Penang culture is baked into the design of this 318-room hotel.
Peranakan tiles are a key motif, from the hotel rooms to the lift floors. Feature walls have large murals with local symbols, from the anime-eyed, dusky leaf monkey to the Penang Bridge that links to the mainland.
Formerly known as the Copthorne Orchid Hotel Penang before it underwent a year-long refurbishment from April 2024, the hotel’s plum location is a 10-minute, RM9 (S$2.70) Grab ride to street food haven Gurney Drive in Penang’s lively capital, George Town, at one end, and the relaxing beaches of Batu Ferringhi in the opposite direction.
Its Tanjung Bungah neighbourhood has a peaceful row of hotels interspersed with homes. The gleeful squeals of a child – who looks to be trampolining as her barely visible head bobs up and down – float up from a house next door to my hotel room on the 14th floor.
Flagship restaurant Beast & Butterflies has floor-to-ceiling glass windows looking out on a rhapsody in blue.
The azure pool, with swimmers flopping on hot pink inflatables, forms the bottom third of the view. In the middle of the frame lies the wide Andaman Sea, which has its own tiny islet, Pulau Tikus (Rat Island in Malay), which the famous hawker enclave in George Town is named after. This three-layered visual cocktail is topped by the ever-changing sky.
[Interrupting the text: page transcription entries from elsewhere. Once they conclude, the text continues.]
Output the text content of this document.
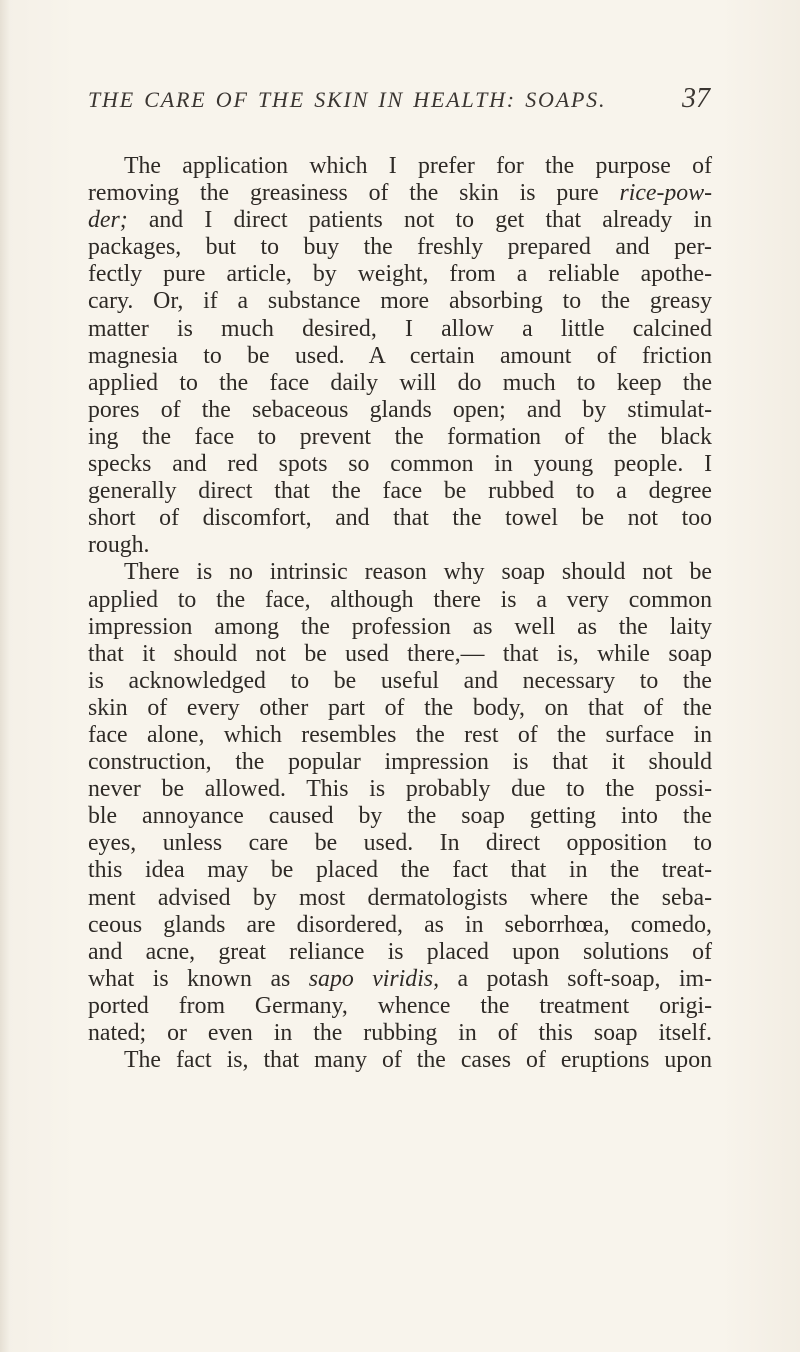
THE CARE OF THE SKIN IN HEALTH: SOAPS.	37
The application which I prefer for the purpose of
removing the greasiness of the skin is pure rice-pow-
der; and I direct patients not to get that already in
packages, but to buy the freshly prepared and per-
fectly pure article, by weight, from a reliable apothe-
cary. Or, if a substance more absorbing to the greasy
matter is much desired, I allow a little calcined
magnesia to be used. A certain amount of friction
applied to the face daily will do much to keep the
pores of the sebaceous glands open; and by stimulat-
ing the face to prevent the formation of the black
specks and red spots so common in young people. I
generally direct that the face be rubbed to a degree
short of discomfort, and that the towel be not too
rough.
There is no intrinsic reason why soap should not be
applied to the face, although there is a very common
impression among the profession as well as the laity
that it should not be used there,— that is, while soap
is acknowledged to be useful and necessary to the
skin of every other part of the body, on that of the
face alone, which resembles the rest of the surface in
construction, the popular impression is that it should
never be allowed. This is probably due to the possi-
ble annoyance caused by the soap getting into the
eyes, unless care be used. In direct opposition to
this idea may be placed the fact that in the treat-
ment advised by most dermatologists where the seba-
ceous glands are disordered, as in seborrhœa, comedo,
and acne, great reliance is placed upon solutions of
what is known as sapo viridis, a potash soft-soap, im-
ported from Germany, whence the treatment origi-
nated; or even in the rubbing in of this soap itself.
The fact is, that many of the cases of eruptions upon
Stepping into the hotel lobby is a sensory experience.
I swig a welcome drink – brightly redolent of apple, cinnamon and pandan – in its tasteful, creamy interiors. Within days, I am mildly hooked on the hotel’s signature scent, Legendary by Singapore company Engel’s Sense, which has notes of Madagascar vanilla.
Further olfactory adventures may be on the horizon.
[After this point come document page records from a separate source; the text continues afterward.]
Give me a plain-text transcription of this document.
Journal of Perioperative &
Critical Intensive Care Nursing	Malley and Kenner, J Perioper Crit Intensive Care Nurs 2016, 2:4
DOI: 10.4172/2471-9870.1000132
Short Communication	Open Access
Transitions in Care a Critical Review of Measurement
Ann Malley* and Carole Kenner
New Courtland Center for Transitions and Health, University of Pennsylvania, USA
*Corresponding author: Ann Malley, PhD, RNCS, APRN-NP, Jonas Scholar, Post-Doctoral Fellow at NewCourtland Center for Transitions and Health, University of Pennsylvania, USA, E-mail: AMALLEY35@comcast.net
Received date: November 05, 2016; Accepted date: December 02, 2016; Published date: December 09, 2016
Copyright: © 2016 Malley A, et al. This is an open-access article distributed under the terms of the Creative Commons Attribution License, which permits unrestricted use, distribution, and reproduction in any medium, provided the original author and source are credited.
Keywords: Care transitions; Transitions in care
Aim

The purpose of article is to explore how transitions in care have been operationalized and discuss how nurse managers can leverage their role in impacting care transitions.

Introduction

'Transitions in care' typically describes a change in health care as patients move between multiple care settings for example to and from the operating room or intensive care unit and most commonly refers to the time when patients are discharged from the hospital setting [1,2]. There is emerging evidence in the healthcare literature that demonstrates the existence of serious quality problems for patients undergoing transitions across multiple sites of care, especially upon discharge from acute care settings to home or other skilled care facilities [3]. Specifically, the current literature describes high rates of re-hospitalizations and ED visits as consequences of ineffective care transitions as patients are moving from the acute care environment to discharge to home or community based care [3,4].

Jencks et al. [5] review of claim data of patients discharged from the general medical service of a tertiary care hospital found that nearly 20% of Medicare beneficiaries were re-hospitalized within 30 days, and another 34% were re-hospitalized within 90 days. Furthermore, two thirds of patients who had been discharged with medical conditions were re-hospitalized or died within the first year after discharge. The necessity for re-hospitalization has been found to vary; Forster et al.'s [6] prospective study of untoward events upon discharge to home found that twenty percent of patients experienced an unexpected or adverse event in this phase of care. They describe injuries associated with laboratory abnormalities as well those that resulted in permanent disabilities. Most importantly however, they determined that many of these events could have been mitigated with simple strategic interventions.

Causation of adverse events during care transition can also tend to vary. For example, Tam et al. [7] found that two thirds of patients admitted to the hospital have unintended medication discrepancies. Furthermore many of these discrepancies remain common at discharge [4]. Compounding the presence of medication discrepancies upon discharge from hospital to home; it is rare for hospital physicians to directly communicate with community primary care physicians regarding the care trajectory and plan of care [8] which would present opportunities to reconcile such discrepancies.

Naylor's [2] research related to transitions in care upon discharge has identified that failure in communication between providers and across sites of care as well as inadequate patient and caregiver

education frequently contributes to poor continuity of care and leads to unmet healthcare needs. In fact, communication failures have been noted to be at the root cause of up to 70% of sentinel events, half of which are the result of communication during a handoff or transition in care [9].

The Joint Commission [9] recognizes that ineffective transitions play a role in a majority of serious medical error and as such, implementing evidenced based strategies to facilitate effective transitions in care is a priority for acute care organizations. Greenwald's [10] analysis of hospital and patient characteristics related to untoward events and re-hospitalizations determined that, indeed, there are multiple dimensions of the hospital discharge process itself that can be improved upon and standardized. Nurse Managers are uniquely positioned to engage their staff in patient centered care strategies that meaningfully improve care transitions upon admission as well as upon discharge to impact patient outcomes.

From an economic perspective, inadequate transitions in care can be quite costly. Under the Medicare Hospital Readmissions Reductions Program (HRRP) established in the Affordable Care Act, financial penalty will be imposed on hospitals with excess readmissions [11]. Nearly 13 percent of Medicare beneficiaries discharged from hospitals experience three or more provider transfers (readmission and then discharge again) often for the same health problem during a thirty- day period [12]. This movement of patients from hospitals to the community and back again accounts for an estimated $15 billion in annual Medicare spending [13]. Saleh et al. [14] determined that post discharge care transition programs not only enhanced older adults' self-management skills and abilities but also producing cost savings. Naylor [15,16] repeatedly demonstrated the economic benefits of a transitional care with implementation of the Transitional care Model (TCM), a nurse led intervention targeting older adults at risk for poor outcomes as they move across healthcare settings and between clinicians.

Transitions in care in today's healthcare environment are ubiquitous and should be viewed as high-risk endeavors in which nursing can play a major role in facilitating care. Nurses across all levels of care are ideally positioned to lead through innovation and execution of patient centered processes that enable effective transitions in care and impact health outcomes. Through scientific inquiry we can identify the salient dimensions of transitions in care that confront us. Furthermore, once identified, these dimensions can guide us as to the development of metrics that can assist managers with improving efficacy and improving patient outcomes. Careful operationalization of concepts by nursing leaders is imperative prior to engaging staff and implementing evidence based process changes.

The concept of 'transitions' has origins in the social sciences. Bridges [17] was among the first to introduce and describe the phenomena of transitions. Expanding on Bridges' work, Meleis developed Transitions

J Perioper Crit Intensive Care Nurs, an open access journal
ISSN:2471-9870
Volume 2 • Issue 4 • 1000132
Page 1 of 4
I take part in an aromatherapy workshop at the hotel, sniffing 10 essential oils. Who knew that 20 lemons are used to make just 5ml of lemon essential oil or that geranium smells like the rose syrup in bandung?
The instructor from Malaysian essential oil company Franoe helps me create my own signature blend of cedarwood and lime, which sounds woodsy, but instead reminds me of cosy teddy bears.
The hotel is looking into aromatherapy and cocktail-making workshops for its guests in the future, says a spokesperson.
Too languorous to venture outdoors? Tuck in at the Beast & Butterflies restaurant, which serves a respectable take on Penang’s hawker food. Ikan merah (red snapper), Penang hokkien mee and sup kambing (mutton soup) are standouts, as is the ginger-spiked jackfruit creme brulee. Weekend buffets start at RM98 an adult.
The chef is a dab hand at elevating humble ingredients. The breakfast buffet’s moreish roti canai, thinner and less chewy than roti prata in Singapore, is better than some versions I try at hawker stalls in Penang. I have to stop shoving in mouthfuls of a side dish of fried cabbage, whose umami quotient is boosted by a liberal sprinkling of hae bee (dried shrimp).
There are no phones in the hotel rooms, which range in size from 32 to 160 sq m. Instead, like six of MHR’s Singapore hotels, in-room services are powered by the Aiello device, which runs on AI.
My requests are logged when I say “Hello AI” out loud, activating the AI voice assistant, which looks like an analogue alarm clock.
This is the beginning of a beautiful friendship, where I lie on my deeply comfortable hotel bed and ask Aiello anything under the sun. What time is the sunrise tomorrow? What are the tourist attractions nearby? Can I get extra tea bags?
The road to friendship is slightly bumpy, nonetheless. Aiello does not always reply in that ubiquitous, soothing woman’s voice that all robots seem to aspire to. Sometimes, my request is met with an awkward silence.
I find out that it is my fault. How I say “Hello AI” sometimes doesn’t land. I put on a range of funny voices – male, female, loud, soft, Mickey Mouse – in the name of scientific research.
It turns out that I just need to speak loudly and clearly enough. There are limits, though, to my one-sided demands that even the unfailingly courteous Aiello cannot meet. She can summon the front desk to deliver my 11pm request of ice for my drinks, but the buck stops with integrating all hotel systems to my convenience.
“Turn down my air-con, please,” I ask.
Aiello replies: “To turn down the air-conditioning in your room, you can use the air-conditioner control panel. Unfortunately, I can’t.”